1. Coaching. Understand the root cause of work avoidance and apply action items accordingly. While knowledge and skills issues can be addressed through training and development programs, will issues post a demand for more complex solutions, such as counselling, focus group discussions, or even mandating time off.
2. Delegation. Give the bored ones more complex tasks—tasks that will challenge their existing skills and potentially develop new ones in them. Sometimes this is a make or break solution which could end up with the company losing an employee or promoting one.
3. Redesign. Work-life integration can surface itself in the form of having people do what they love. Some creatives are stuck in tasks that require tons of analytical skills, and this could result in fatigue and diminishing outputs/output quality despite it working fine at an earlier time. Job redesigns may vary from simply requiring a different frequency delivery to as complex as a department overhaul.
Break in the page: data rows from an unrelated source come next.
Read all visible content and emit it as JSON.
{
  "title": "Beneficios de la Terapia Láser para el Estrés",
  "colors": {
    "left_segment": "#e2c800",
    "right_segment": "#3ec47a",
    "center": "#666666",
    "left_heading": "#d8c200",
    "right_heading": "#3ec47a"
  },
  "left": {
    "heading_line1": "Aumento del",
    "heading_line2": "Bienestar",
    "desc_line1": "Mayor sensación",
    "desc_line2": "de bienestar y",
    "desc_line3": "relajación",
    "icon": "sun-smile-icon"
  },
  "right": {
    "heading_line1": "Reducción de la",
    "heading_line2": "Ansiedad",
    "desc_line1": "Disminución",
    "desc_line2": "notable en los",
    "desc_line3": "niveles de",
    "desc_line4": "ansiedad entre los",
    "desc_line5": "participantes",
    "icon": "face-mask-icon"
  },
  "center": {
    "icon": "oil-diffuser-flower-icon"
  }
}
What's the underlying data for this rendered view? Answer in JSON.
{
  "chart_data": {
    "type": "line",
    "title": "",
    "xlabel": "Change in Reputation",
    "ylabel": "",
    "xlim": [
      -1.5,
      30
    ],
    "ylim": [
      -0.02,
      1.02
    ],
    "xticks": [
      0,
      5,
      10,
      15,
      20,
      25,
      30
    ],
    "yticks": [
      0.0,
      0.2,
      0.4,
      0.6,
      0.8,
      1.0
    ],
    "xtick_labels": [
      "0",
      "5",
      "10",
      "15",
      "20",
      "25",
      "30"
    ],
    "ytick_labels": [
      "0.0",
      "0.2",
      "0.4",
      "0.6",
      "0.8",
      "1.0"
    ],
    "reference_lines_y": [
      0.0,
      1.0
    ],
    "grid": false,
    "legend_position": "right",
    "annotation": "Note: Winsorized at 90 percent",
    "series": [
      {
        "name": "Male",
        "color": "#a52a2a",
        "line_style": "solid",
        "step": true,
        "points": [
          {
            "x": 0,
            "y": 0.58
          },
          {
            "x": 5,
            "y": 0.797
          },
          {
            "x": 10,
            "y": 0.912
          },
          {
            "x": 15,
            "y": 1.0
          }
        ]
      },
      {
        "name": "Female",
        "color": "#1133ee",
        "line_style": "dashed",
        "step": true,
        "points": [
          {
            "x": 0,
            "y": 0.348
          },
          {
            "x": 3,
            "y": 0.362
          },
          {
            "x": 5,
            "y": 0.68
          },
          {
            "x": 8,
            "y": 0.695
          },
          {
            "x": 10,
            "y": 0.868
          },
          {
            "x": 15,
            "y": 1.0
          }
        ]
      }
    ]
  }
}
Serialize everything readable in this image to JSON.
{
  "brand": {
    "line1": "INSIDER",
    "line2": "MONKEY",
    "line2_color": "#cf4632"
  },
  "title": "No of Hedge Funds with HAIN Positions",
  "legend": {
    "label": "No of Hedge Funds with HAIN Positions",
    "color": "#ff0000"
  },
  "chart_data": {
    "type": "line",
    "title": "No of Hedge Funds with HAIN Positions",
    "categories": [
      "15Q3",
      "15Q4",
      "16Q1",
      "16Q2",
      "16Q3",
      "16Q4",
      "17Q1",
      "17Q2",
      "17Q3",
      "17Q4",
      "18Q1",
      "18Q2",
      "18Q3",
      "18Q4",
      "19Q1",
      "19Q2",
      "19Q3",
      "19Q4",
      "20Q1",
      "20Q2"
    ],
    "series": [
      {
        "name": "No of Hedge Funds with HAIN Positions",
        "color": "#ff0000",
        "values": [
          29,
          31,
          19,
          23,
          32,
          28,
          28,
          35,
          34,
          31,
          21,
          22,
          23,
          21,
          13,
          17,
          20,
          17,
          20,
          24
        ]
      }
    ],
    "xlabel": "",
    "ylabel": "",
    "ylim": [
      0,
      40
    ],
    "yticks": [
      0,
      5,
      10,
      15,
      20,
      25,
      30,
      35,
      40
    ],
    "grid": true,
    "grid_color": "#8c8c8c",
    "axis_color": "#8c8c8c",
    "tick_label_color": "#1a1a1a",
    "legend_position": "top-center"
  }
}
4. Manage out. Some things are really not meant to be, and forcing expectations may result in lose-lose outcomes. Sometimes it is better to let people go for the betterment of the company and for their own good too! This process could start with a deep-dive, or with formulating a performance improvement plan (PIP), which is supposedly a wake up call. Not to say that PIPs are for managing people out because they are primarily a support tool to help an employee perform better. Nonetheless, through programs such as PIPs, one can see potential that can be cultivated or root causes that are impossible to address with only corporate resources (perhaps divine intervention is required!).